Kombucha has several potential health benefits, including:
- Probiotics: Like sauerkraut, kombucha is a natural source of probiotics, which can help support gut health, digestion, and immune function.
- Antioxidants: Kombucha contains antioxidants, which are compounds that can help protect against oxidative stress and inflammation in the body. This may have potential benefits for cardiovascular health, cognitive function, and more.
- Detoxification: Some proponents of kombucha suggest that it can help support the body’s natural detoxification processes, which may have potential benefits for liver health.
- Anti-inflammatory properties: Certain compounds in kombucha, including glucaric acid and lactic acid, have been shown to have anti-inflammatory properties. This may have potential benefits for reducing inflammation in the body, which is linked to a variety of health problems.
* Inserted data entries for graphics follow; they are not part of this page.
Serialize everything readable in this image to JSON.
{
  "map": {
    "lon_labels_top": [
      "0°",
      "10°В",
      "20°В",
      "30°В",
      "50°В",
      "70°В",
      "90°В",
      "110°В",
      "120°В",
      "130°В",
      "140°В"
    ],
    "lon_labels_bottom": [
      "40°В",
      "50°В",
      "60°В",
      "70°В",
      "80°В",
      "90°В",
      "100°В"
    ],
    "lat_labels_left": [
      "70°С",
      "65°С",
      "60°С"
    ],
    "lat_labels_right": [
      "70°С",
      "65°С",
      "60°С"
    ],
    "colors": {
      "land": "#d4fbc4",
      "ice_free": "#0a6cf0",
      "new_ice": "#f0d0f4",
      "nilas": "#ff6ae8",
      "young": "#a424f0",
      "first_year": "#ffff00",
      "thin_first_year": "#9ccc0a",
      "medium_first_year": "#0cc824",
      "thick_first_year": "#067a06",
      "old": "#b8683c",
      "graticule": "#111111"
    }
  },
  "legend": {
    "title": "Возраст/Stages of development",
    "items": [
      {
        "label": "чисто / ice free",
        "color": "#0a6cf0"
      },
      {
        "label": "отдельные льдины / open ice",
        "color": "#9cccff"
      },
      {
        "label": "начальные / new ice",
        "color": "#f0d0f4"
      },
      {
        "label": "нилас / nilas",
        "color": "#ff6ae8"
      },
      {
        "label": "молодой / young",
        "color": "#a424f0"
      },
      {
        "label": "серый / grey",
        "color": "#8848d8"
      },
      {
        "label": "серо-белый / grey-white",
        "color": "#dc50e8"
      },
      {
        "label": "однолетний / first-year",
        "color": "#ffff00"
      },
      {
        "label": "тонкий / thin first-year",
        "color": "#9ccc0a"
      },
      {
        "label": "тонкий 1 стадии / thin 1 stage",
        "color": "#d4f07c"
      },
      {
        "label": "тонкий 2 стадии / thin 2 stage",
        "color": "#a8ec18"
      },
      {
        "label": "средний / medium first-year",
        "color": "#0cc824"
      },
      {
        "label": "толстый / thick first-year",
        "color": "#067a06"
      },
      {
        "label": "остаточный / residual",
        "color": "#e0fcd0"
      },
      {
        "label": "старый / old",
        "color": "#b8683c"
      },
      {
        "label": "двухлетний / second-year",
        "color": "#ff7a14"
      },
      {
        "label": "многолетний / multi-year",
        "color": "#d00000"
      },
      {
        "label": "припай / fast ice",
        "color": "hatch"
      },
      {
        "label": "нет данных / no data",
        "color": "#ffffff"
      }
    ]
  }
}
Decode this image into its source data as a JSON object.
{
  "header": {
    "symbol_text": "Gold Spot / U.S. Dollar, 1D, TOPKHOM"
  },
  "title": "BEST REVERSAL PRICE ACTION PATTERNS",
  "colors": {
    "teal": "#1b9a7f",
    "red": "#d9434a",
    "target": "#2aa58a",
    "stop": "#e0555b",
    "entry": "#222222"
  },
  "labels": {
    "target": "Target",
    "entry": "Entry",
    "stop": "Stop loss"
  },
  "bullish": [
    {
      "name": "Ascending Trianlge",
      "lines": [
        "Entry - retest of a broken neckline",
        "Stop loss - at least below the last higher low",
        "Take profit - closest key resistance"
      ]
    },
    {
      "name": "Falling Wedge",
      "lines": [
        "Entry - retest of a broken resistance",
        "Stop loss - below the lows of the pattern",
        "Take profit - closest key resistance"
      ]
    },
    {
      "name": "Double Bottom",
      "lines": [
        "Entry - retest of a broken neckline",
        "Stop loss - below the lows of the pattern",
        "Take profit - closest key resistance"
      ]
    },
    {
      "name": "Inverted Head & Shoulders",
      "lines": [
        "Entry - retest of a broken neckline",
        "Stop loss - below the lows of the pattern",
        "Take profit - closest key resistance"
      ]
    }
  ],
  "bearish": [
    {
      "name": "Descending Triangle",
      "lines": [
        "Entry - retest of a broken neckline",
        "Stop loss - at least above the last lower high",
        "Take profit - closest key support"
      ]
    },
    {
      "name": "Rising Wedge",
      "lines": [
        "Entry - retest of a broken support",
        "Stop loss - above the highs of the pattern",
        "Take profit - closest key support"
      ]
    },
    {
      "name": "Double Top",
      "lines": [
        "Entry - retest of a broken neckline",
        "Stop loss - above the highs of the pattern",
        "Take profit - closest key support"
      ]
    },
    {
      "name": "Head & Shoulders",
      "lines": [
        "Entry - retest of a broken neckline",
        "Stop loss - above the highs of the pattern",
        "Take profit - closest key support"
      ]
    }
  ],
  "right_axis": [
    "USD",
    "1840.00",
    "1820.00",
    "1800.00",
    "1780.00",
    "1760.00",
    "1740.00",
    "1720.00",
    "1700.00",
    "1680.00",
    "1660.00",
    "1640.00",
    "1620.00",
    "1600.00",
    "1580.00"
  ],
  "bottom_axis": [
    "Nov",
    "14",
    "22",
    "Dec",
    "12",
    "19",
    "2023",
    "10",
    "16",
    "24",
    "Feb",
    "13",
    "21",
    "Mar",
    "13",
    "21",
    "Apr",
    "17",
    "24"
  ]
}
- Potential cancer-fighting properties: Some preliminary research suggests that kombucha may have potential anti-cancer properties, although more research is needed to confirm this.
It’s worth noting that much of the research on kombucha has been done in animals or in vitro (i.e. in a lab setting), so more research is needed to fully understand its potential health benefits in humans. Additionally, some people may experience negative side effects from drinking kombucha, such as upset stomach or allergic reactions, so it’s important to start with a small amount and monitor your body’s response.
Here’s a recipe for kombucha, a fermented tea beverage:
Ingredients:
- 1 SCOBY (symbiotic culture of bacteria and yeast)
- 1 cup of starter liquid (previously brewed kombucha)
- 4-6 black tea bags or 2-3 tablespoons of loose leaf tea
- 1 cup of organic sugar
- 1 gallon of filtered water
- Optional additions for flavoring: fresh fruit, ginger, herbs, spices, etc.
Instructions:
- Boil the gallon of water in a large pot. Once it comes to a boil, turn off the heat and add the tea bags or loose leaf tea. Let it steep for 10-15 minutes.
- Remove the tea bags or strain out the loose leaf tea, then add the cup of sugar and stir until dissolved.
- Let the sweetened tea cool to room temperature.
- Add the SCOBY and the cup of starter liquid to a clean glass jar or vessel. Pour in the cooled sweetened tea.
- Cover the jar or vessel with a cloth or paper towel and secure with a rubber band. This will allow air to flow in and out of the jar while keeping out debris and insects.
- Store the jar in a warm, dark place, away from direct sunlight. The ideal temperature for fermentation is around 75-85°F.
- Let the kombucha ferment for 7-10 days, tasting it every day until it reaches your desired level of tanginess.
- Once it’s ready, remove the SCOBY and about 1-2 cups of the liquid to use as starter for your next batch. (You can also store the SCOBY in a small amount of the kombucha liquid in the refrigerator until ready to use again.)
- Optional: add fruit, ginger, herbs, or spices to the remaining kombucha for flavoring. Let it sit for another day or two to allow the flavors to infuse.
- Transfer the finished kombucha to glass bottles with tight-fitting lids and store in the refrigerator. The kombucha will continue to ferment in the bottles, so be sure to “burp” them (i.e. open the lid to release gas) every day or two to prevent them from exploding.
Enjoy your homemade kombucha as a refreshing and healthy alternative to sugary soft drinks!